Originally posted by osxrules:
Is there a way to get man pages in the terminal so that you can scroll up and down them when you load them in and also search them?
In Jaguar, I used to load the man page into the terminal and when I reached the end of hitting the space bar (about 100 times on big pages), I was able to search the document. Now the man pages seem to load into a small constrained area and when you reach the end, it disappears and takes you to the prompt.
This depends on what your PAGER environment variable is set to for man. By default it should be 'less -Rse'. See 'man man' for more details.
On my Panther systems 'man progname' gives me the page and it is piped through 'less -Rse' (the 'e' option is what kicks you out if you hit the spacebar on the last page). When I am in the manpage I can scroll forward a screenfull at a time witht he spacebar or 'n', I can scroll to the beginning of the page with 'g', the end of the page with 'G', back one screenfull with 'b'. Also my PageUp and PageDown keys work as expected as do the arrow keys.
Another problem I have is with the top command. For the same reason as above, it seems that it is constrained and I can't see all the running apps. Key presses just update the display.

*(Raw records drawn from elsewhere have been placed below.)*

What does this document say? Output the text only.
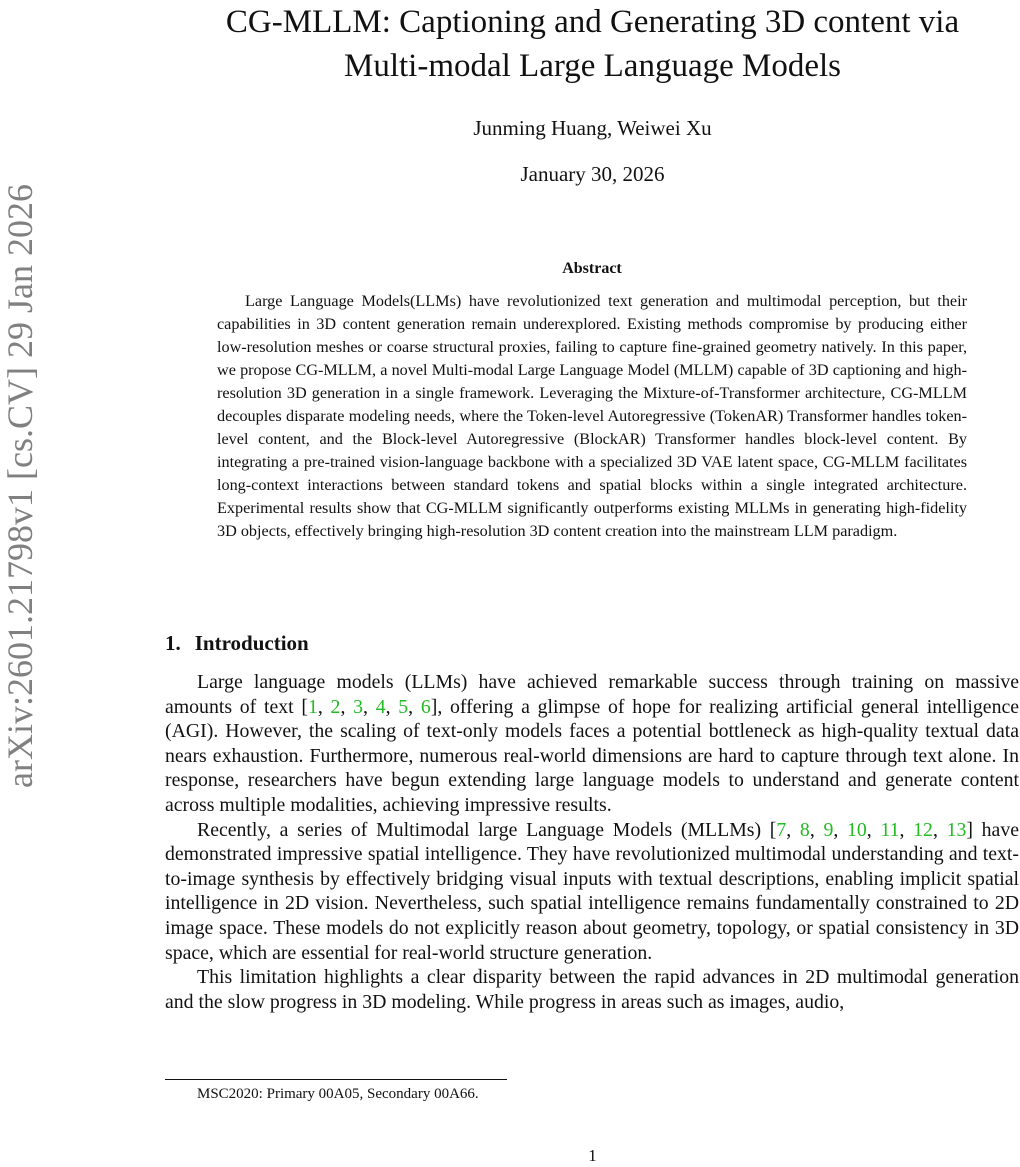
arXiv:2601.21798v1 [cs.CV] 29 Jan 2026
CG-MLLM: Captioning and Generating 3D content via
Multi-modal Large Language Models
Junming Huang, Weiwei Xu
January 30, 2026
Abstract

Large Language Models(LLMs) have revolutionized text generation and multimodal perception, but their capabilities in 3D content generation remain underexplored. Existing methods compromise by producing either low-resolution meshes or coarse structural proxies, failing to capture fine-grained geometry natively. In this paper, we propose CG-MLLM, a novel Multi-modal Large Language Model (MLLM) capable of 3D captioning and high-resolution 3D generation in a single framework. Leveraging the Mixture-of-Transformer architecture, CG-MLLM decouples disparate modeling needs, where the Token-level Autoregressive (TokenAR) Transformer handles token-level content, and the Block-level Autoregressive (BlockAR) Transformer handles block-level content. By integrating a pre-trained vision-language backbone with a specialized 3D VAE latent space, CG-MLLM facilitates long-context interactions between standard tokens and spatial blocks within a single integrated architecture. Experimental results show that CG-MLLM significantly outperforms existing MLLMs in generating high-fidelity 3D objects, effectively bringing high-resolution 3D content creation into the mainstream LLM paradigm.

1. Introduction

Large language models (LLMs) have achieved remarkable success through training on massive amounts of text [1, 2, 3, 4, 5, 6], offering a glimpse of hope for realizing artificial general intelligence (AGI). However, the scaling of text-only models faces a potential bottleneck as high-quality textual data nears exhaustion. Furthermore, numerous real-world dimensions are hard to capture through text alone. In response, researchers have begun extending large language models to understand and generate content across multiple modalities, achieving impressive results.

Recently, a series of Multimodal large Language Models (MLLMs) [7, 8, 9, 10, 11, 12, 13] have demonstrated impressive spatial intelligence. They have revolutionized multimodal understanding and text-to-image synthesis by effectively bridging visual inputs with textual descriptions, enabling implicit spatial intelligence in 2D vision. Nevertheless, such spatial intelligence remains fundamentally constrained to 2D image space. These models do not explicitly reason about geometry, topology, or spatial consistency in 3D space, which are essential for real-world structure generation.

This limitation highlights a clear disparity between the rapid advances in 2D multimodal generation and the slow progress in 3D modeling. While progress in areas such as images, audio,

MSC2020: Primary 00A05, Secondary 00A66.
1
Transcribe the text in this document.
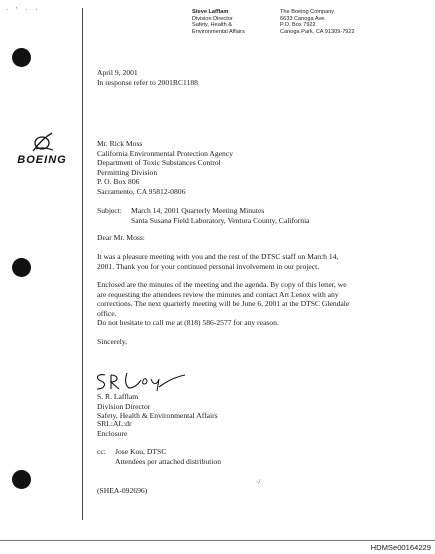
· ' · ·
BOEING
Steve Lafflam
Division Director
Safety, Health &
Environmental Affairs
The Boeing Company
6633 Canoga Ave.
P.O. Box 7922
Canoga Park, CA 91309-7922
April 9, 2001
In response refer to 2001RC1188
Mr. Rick Moss
California Environmental Protection Agency
Department of Toxic Substances Control
Permitting Division
P. O. Box 806
Sacramento, CA 95812-0806
Subject: March 14, 2001 Quarterly Meeting Minutes
Santa Susana Field Laboratory, Ventura County, California
Dear Mr. Moss:
It was a pleasure meeting with you and the rest of the DTSC staff on March 14,
2001. Thank you for your continued personal involvement in our project.
Enclosed are the minutes of the meeting and the agenda. By copy of this letter, we
are requesting the attendees review the minutes and contact Art Lenox with any
corrections. The next quarterly meeting will be June 6, 2001 at the DTSC Glendale
office.
Do not hesitate to call me at (818) 586-2577 for any reason.
Sincerely,
S. R. Lafflam
Division Director
Safety, Health & Environmental Affairs
SRL:AL:dr
Enclosure
cc: Jose Kou, DTSC
Attendees per attached distribution
(SHEA-092696)
·/
HDMSe00164229
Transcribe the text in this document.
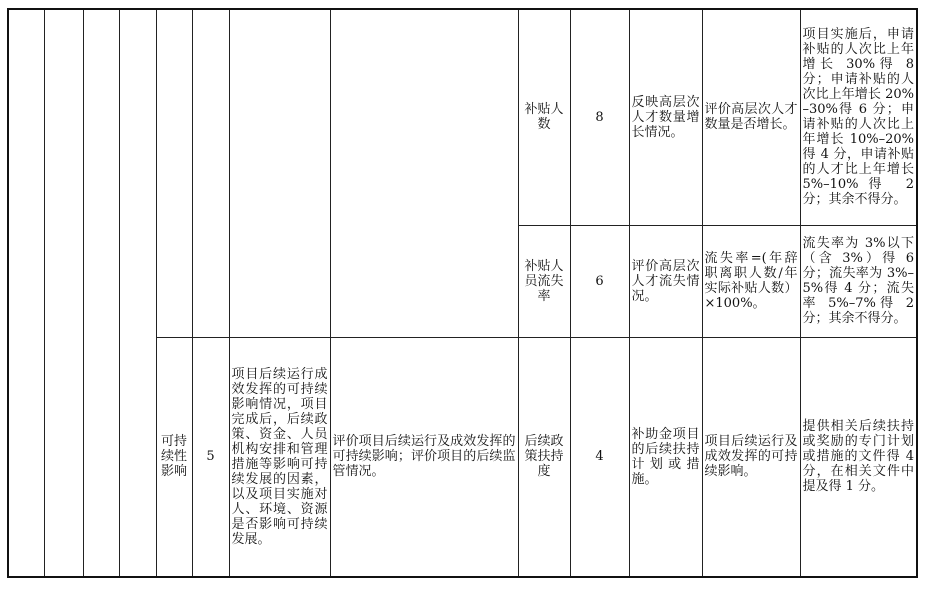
								补贴人数	8	反映高层次人才数量增长情况。	评价高层次人才数量是否增长。	项目实施后，申请补贴的人次比上年增长 30%得 8 分；申请补贴的人次比上年增长 20%–30%得 6 分；申请补贴的人次比上年增长 10%–20% 得 4 分，申请补贴的人才比上年增长 5%–10%得 2 分；其余不得分。
								补贴人员流失率	6	评价高层次人才流失情况。	流失率=(年辞职离职人数/年实际补贴人数）×100%。	流失率为 3%以下（含 3%）得 6 分；流失率为 3%–5%得 4 分；流失率 5%–7%得 2 分；其余不得分。
				可持续性影响	5	项目后续运行成效发挥的可持续影响情况，项目完成后，后续政策、资金、人员机构安排和管理措施等影响可持续发展的因素，以及项目实施对人、环境、资源是否影响可持续发展。	评价项目后续运行及成效发挥的可持续影响；评价项目的后续监管情况。	后续政策扶持度	4	补助金项目的后续扶持计划或措施。	项目后续运行及成效发挥的可持续影响。	提供相关后续扶持或奖励的专门计划或措施的文件得 4 分，在相关文件中提及得 1 分。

Well, quite naturally, since 'top' is a page that in normal use updates all the time it is constrained by the dimensions of your terminal. If your terminal can handle 50 rows of text and you have 99 processes running you are just not going to see the bottom 40 or so processes displayed. That is what the 'ps' command is for. See the manpage for 'top' and I think you will find there is an option to just dump the raw output and then you can pipe it through less. This will not update though... you will only get a snapshot.